After my departure from Toronto, we continued to converse through email, and met each other on several of my return visits to the city but not on my most recent, last March, when the complexity and confusion of travel led to my not meeting him, bitterly disappointing him. He went silent online shortly after, not only to me, but to all of his very small circle of friends. And in the shadow of that misunderstanding between us, he died, in August, in a deep and probably chosen solitude. Only at the beginning of January was I finally able to confirm, for all of us, what had, over the months, slowly become a near certainty: he was gone.

Jiva was a believer in the philosophy he studied and translated. He believed in reincarnation, the evolution of the spirit, transcendence, release. As for myself, I’m not so sure. I wish I could be. His influence on my life was total and profound, and he was unforgettable to everyone who met him. May he, somehow, not be extinct. May he be free and at peace, as he believed.

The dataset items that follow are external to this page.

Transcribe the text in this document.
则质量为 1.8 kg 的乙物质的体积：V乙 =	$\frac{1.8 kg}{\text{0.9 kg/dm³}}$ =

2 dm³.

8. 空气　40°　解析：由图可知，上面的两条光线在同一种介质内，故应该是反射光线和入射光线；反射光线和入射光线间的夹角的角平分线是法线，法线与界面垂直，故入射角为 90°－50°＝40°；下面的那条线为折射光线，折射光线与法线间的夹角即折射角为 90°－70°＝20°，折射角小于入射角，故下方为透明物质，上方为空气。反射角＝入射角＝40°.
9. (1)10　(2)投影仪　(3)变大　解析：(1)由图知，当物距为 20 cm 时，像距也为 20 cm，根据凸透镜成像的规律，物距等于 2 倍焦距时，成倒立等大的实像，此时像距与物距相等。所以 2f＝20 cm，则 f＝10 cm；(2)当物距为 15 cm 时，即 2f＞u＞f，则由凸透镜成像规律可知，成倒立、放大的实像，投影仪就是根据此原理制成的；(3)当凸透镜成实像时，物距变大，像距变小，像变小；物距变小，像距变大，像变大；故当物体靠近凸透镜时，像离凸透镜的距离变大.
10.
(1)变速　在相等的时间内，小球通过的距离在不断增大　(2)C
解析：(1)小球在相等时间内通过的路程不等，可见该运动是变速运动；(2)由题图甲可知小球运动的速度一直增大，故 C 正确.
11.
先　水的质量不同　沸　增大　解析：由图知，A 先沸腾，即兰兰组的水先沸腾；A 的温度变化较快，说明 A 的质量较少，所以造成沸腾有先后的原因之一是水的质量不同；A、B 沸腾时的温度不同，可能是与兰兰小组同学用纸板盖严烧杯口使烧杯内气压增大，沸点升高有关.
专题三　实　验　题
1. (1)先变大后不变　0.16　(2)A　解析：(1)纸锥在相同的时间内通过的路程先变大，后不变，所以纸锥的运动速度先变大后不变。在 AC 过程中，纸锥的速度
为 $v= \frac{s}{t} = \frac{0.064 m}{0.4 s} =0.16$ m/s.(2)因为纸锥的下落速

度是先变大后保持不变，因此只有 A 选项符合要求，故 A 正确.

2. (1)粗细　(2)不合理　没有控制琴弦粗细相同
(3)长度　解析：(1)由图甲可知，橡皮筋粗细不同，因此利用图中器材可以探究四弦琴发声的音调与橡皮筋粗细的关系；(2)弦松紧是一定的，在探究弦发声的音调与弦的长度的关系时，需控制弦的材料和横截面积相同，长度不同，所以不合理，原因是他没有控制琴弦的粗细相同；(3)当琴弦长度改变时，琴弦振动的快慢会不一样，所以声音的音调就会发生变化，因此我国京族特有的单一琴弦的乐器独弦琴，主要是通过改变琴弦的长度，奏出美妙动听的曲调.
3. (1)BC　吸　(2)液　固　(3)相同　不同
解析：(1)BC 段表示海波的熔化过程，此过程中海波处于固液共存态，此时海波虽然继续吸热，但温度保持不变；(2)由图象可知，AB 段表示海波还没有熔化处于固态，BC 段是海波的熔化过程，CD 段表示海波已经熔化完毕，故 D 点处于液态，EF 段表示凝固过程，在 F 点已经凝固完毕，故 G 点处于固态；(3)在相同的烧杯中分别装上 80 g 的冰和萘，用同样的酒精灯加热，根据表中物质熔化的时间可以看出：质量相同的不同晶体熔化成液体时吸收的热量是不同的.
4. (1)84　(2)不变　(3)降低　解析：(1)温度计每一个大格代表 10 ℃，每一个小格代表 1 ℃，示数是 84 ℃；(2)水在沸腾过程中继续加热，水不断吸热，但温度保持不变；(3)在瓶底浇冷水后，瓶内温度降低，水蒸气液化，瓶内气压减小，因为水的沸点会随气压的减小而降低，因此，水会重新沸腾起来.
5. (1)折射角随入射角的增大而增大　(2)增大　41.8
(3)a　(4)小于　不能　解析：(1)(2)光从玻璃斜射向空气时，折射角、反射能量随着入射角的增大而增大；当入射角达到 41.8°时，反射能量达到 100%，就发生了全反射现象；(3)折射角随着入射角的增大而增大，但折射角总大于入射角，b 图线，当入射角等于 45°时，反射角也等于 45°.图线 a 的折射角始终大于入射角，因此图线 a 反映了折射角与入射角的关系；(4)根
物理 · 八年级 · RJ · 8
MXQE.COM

Philip Ernest wanted his piece to be read with the indentations shown here.

Reg Hartt: “Are you him or are you his son?” said an older man as I posted flyers for my ongoing film and lecture programs on a construction hoarding at the site of the old University Theater on Bloor Street West in Toronto.

“I’m him,” I said.

“I thought you’d be older.”

“I will be one day.”

“Whatever happened to that GILGAMESH you were writing?”

“It is on the back burner.”

“Please move it to the front. Before I retired I was a translator. You were doing a great job. Finish it.”

That was my introduction to Errol Pritchard.

He used to sit on a milk carton in front of the old University Theater playing flute. Sometimes people gave him money. Sometimes they didn’t.

As a result of that chance encounter I moved GILGAMESH to the front burner.

Another chance encounter brought into my life Peter Sumadh, a young poet.

The two enabled me to complete a project I had worked twelve years on. That project needed those twelve years.

In the spring I will host a reading of GILGAMESH in his memory.

Until One Is Committed
Until one is committed there is hesitancy, the chance to draw back, always ineffectiveness. Concerning all acts of initiative (and creation), there is one elementary truth, the ignorance of which kills countless ideas and splendid plans: that the moment one definitely commits oneself, then Providence moves too. All sorts of things occur to help one that would never otherwise have occurred. A whole stream of events issues from the decision raising in one’s favor all manner of unforeseen incidents and meetings and material assistance, which no man could have dreamt would have  come his way. I have learned a deep respect for one of Goethe’s couplets: Whatever you can do, or dream you can, begin it. Boldness has genius, power, and magic in it. —W. H. Murray, THE SCOTTISH HIMALYAN EXPEDITION.